Tuesday, May 23, 2017

Hysterosalpingography with oil-based contrast boosts pregnancy rates: A landmark study




Infertile women undergoing Hysterosalpingography (HSG) with an oil based contrast have a 10% higher chances of getting pregnant and continue the pregnancy as compared to women who have HSG with a water based medium reports results of a multicentric, randomized trial from Netherlands.

The study was published online May 18 in the New England Journal of Medicine and presented at the 13th World Congress on Endometriosis in Vancouver, Canada.

Looking back, the debate about superiority of one medium over other has been going on for 50 years. It is known that flushing of the fallopian tube enhances fertility, but controversy about the type of medium continues.

First HSG was carried out by Carey in 1914 and he used collergol. Lipiodol was introduced by Sicard and Forestier in 1924 and remained a popular contrast medium for many decades. Later, water-soluble contrast material was generally preferred as it avoided the possible complication of oil embolism.

A 2007 update of Cochrane review concluded that “Flushing of the tubes with oil-soluble media increases subsequent pregnancy rates in infertility patients.
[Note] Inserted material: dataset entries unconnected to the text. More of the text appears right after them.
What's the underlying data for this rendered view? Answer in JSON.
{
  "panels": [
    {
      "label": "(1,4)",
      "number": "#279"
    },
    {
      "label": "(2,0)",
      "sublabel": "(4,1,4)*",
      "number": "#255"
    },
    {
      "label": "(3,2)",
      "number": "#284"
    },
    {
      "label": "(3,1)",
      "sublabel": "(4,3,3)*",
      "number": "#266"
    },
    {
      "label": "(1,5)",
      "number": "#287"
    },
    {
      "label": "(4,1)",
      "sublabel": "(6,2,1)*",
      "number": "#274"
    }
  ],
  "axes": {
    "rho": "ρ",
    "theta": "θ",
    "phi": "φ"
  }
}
Clinicians should consider flushing the tubes with OSCM before contemplating more invasive therapies.”

While other smaller studies have reported that contrast does not affect the cumulative pregnancy rate.

The current study called the The H2Oil study was conducted by Professor Ben W.J. Mol along with Dr. Kim Dreyer & Dr. Velja Mijatovic from the Department of Reproductive Medicine, VU University Medical Centre, Amsterdam, and their multi-center research team from 27 hospitals in the Netherlands.

The study recruited 1,119 women who were undergoing fertility treatment and were advised hysterosalpingography (HSG). The women were randomized to a standard HSG with water-soluble contrast medium (WSCM)(Hystero) or another group which used an oil-based contrast with Lipiodol Ultra-Fluide. (LIPIODOL Ultra-Fluid 480 Injection 10 mL, GUERBET). (Ethiodol in the United States). Then couples received expectant management or the women underwent intrauterine insemination.

All women were between 18 and 39 years of age, with regular menstrual cycles, and were undergoing treatment for infertility for at least 1 year.

The primary outcome measure was positive fetal heart rate by USG at 12 weeks of pregnancy within 6 months of the HSG test. Multiple secondary outcomes were tested like positive pregnancy test by USG, live birth, ectopic pregnancy, miscarriage and pain scores by the Visual-Analogue Scale for Pain.

After statistical analysis at 6 months, it was seen that 220(39.7%) in oil-based group had an ongoing pregnancy versus 161(29.1%) in water based group (P <.001). The oil based group also had considerable more live birth rates, 38.8% versus 28.1% (P <.001).   

Professor Mol said “This means that for every ten women undergoing an HSG to test their fallopian tubes, if Lipiodol® is used for that test, there will be one more pregnancy six months later and, consequently, one more baby nine months after that.”

The groups were comparable to each other in terms of bilateral tubal patency, pain score, miscarriage rates, ectopic pregnancy, twins, stillbirth rates and median duration of pregnancy.  

“If we move to the use of Lipiodol® Ultra-Fluid for routine diagnostic tubal patency testing, more women will have a successful fertility outcome and will avoid the need for other expensive fertility treatments such as IVF. I believe that is justifiable at this point,” he further added.

Professor Mol has a personal connection with the study which came to light only when he started researching about HSG. He himself was born, after his mother underwent HSG using Lipiodol after being infertile for 9 years.  

Professor Neil Johnson, President of the World Endometriosis Society concluded “This new study from our Dutch colleagues confirms beyond doubt the fertility value of Lipiodol® Ultra-Fluid.”